There is no known weakness for any short or long public exponent for RSA, as long as the public exponent is "correct" (i.e. relatively prime to p-1 for all primes p which divide the modulus).
If you use a small exponent and you do not use any padding for encryption and you encrypt the exact same message with several distinct public keys, then your message is at risk: if e = 3, and you encrypt message m with public keys n1, n2 and n3, then you have ci = m3 mod ni for i = 1 to 3. By the Chinese Remainder Theorem, you can then rebuild m3 mod n1n2n3, which turns out to be m3 (without any modulo) because
n1n2n3 is a greater integer. A (non modular) cube root extraction then suffices to extract m.
The weakness, here, is not the small exponent; rather, it is the use of an improper padding (namely, no padding at all) for encryption. Padding is very important for security of RSA, whether encryption or signature; if you do not use a proper padding (such as the ones described in PKCS#1), then you have many weaknesses, and the one outlined in the paragraph above is not the biggest, by far. Nevertheless, whenever someone refers to an exponent-size related weakness, he more or less directly refers to this occurrence. That's a bit of old and incorrect lore, which is sometimes inverted into a prohibition against big exponents (since it is a myth, the reverse myth is also a myth and is no more -- and no less -- substantiated); I believe this is what you observe here.

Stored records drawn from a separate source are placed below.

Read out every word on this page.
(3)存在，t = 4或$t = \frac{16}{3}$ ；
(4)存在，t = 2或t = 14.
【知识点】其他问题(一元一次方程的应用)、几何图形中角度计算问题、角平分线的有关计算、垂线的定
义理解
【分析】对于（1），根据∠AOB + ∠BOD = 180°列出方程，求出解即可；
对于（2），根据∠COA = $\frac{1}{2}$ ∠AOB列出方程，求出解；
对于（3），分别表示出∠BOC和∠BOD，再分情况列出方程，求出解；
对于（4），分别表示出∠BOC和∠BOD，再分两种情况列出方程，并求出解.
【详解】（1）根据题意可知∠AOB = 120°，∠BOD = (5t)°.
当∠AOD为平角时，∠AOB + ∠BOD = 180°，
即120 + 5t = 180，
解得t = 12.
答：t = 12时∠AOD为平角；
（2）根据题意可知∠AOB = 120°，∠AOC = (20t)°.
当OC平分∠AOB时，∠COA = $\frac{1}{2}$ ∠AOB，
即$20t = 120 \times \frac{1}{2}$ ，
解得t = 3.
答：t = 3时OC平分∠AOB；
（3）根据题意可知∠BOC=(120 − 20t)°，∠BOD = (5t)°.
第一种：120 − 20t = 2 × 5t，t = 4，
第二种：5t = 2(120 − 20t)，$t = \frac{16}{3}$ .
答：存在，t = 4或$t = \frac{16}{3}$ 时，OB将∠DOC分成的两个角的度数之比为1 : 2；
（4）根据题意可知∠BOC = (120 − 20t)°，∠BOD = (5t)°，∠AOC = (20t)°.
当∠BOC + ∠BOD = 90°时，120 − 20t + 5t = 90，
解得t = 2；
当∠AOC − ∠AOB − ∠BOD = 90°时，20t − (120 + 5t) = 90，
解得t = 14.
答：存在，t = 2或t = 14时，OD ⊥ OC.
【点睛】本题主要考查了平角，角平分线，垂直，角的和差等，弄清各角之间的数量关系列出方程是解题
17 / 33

However, one can find a few reasons why a big public exponent shall be avoided:
Small public exponents promote efficiency (for public-key operations).

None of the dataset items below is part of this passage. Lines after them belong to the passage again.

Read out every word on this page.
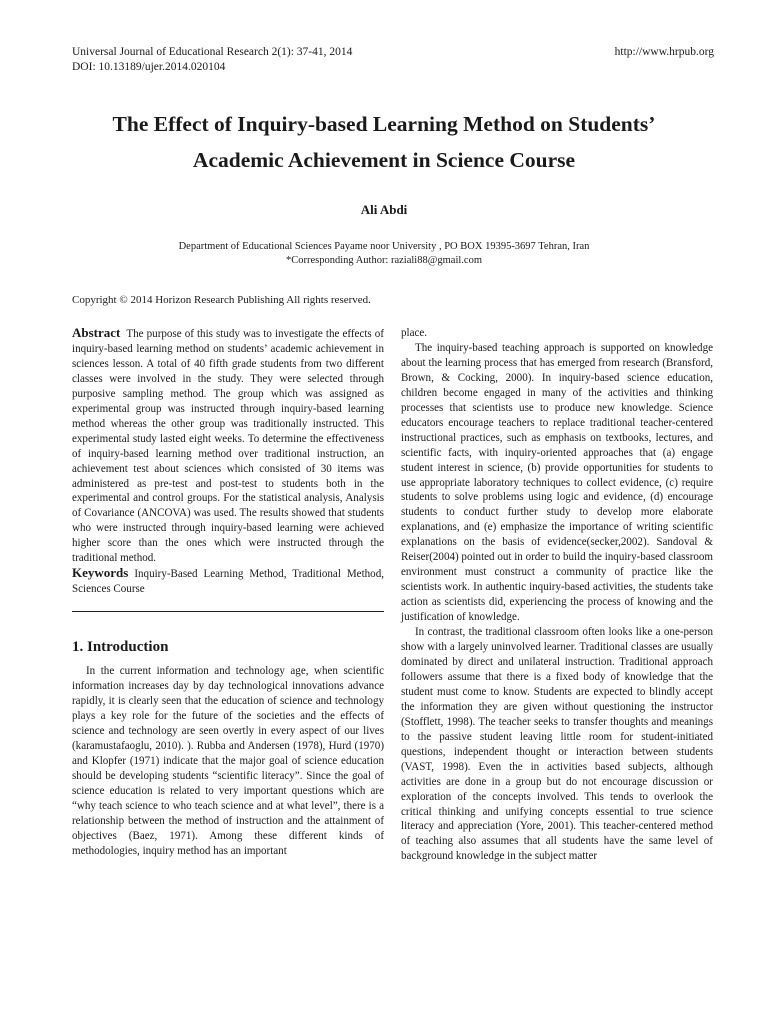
Universal Journal of Educational Research 2(1): 37-41, 2014
DOI: 10.13189/ujer.2014.020104
http://www.hrpub.org
The Effect of Inquiry-based Learning Method on Students’
Academic Achievement in Science Course
Ali Abdi
Department of Educational Sciences Payame noor University , PO BOX 19395-3697 Tehran, Iran
*Corresponding Author: raziali88@gmail.com
Copyright © 2014 Horizon Research Publishing All rights reserved.

Abstract The purpose of this study was to investigate the effects of inquiry-based learning method on students’ academic achievement in sciences lesson. A total of 40 fifth grade students from two different classes were involved in the study. They were selected through purposive sampling method. The group which was assigned as experimental group was instructed through inquiry-based learning method whereas the other group was traditionally instructed. This experimental study lasted eight weeks. To determine the effectiveness of inquiry-based learning method over traditional instruction, an achievement test about sciences which consisted of 30 items was administered as pre-test and post-test to students both in the experimental and control groups. For the statistical analysis, Analysis of Covariance (ANCOVA) was used. The results showed that students who were instructed through inquiry-based learning were achieved higher score than the ones which were instructed through the traditional method.

Keywords Inquiry-Based Learning Method, Traditional Method, Sciences Course

1. Introduction

In the current information and technology age, when scientific information increases day by day technological innovations advance rapidly, it is clearly seen that the education of science and technology plays a key role for the future of the societies and the effects of science and technology are seen overtly in every aspect of our lives (karamustafaoglu, 2010). ). Rubba and Andersen (1978), Hurd (1970) and Klopfer (1971) indicate that the major goal of science education should be developing students “scientific literacy”. Since the goal of science education is related to very important questions which are “why teach science to who teach science and at what level”, there is a relationship between the method of instruction and the attainment of objectives (Baez, 1971). Among these different kinds of methodologies, inquiry method has an important

place.

The inquiry-based teaching approach is supported on knowledge about the learning process that has emerged from research (Bransford, Brown, & Cocking, 2000). In inquiry-based science education, children become engaged in many of the activities and thinking processes that scientists use to produce new knowledge. Science educators encourage teachers to replace traditional teacher-centered instructional practices, such as emphasis on textbooks, lectures, and scientific facts, with inquiry-oriented approaches that (a) engage student interest in science, (b) provide opportunities for students to use appropriate laboratory techniques to collect evidence, (c) require students to solve problems using logic and evidence, (d) encourage students to conduct further study to develop more elaborate explanations, and (e) emphasize the importance of writing scientific explanations on the basis of evidence(secker,2002). Sandoval & Reiser(2004) pointed out in order to build the inquiry-based classroom environment must construct a community of practice like the scientists work. In authentic inquiry-based activities, the students take action as scientists did, experiencing the process of knowing and the justification of knowledge.

In contrast, the traditional classroom often looks like a one-person show with a largely uninvolved learner. Traditional classes are usually dominated by direct and unilateral instruction. Traditional approach followers assume that there is a fixed body of knowledge that the student must come to know. Students are expected to blindly accept the information they are given without questioning the instructor (Stofflett, 1998). The teacher seeks to transfer thoughts and meanings to the passive student leaving little room for student-initiated questions, independent thought or interaction between students (VAST, 1998). Even the in activities based subjects, although activities are done in a group but do not encourage discussion or exploration of the concepts involved. This tends to overlook the critical thinking and unifying concepts essential to true science literacy and appreciation (Yore, 2001). This teacher-centered method of teaching also assumes that all students have the same level of background knowledge in the subject matter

There are security issues about having a small private exponent; a key-recovery attack has been described when the private exponent length is no more than 29% of the public exponent length. When you want to force the private exponent to be short (e.g. to speed up private key operations), you more or less have to use a big public exponent (as big as the modulus); requiring the public exponent to be short may then be viewed as a kind of indirect countermeasure.
Some widely deployed RSA implementations choke on big RSA public exponents. E.g. the RSA code in Windows (CryptoAPI, used by Internet Explorer for HTTPS) insists on encoding the public exponent within a single 32-bit word; it cannot process a public key with a bigger public exponent.
Still, "risks may be great" looks like the generic justification ("this is a security issue" is the usual way of saying "we did not implement it but we do not want to admit any kind of laziness").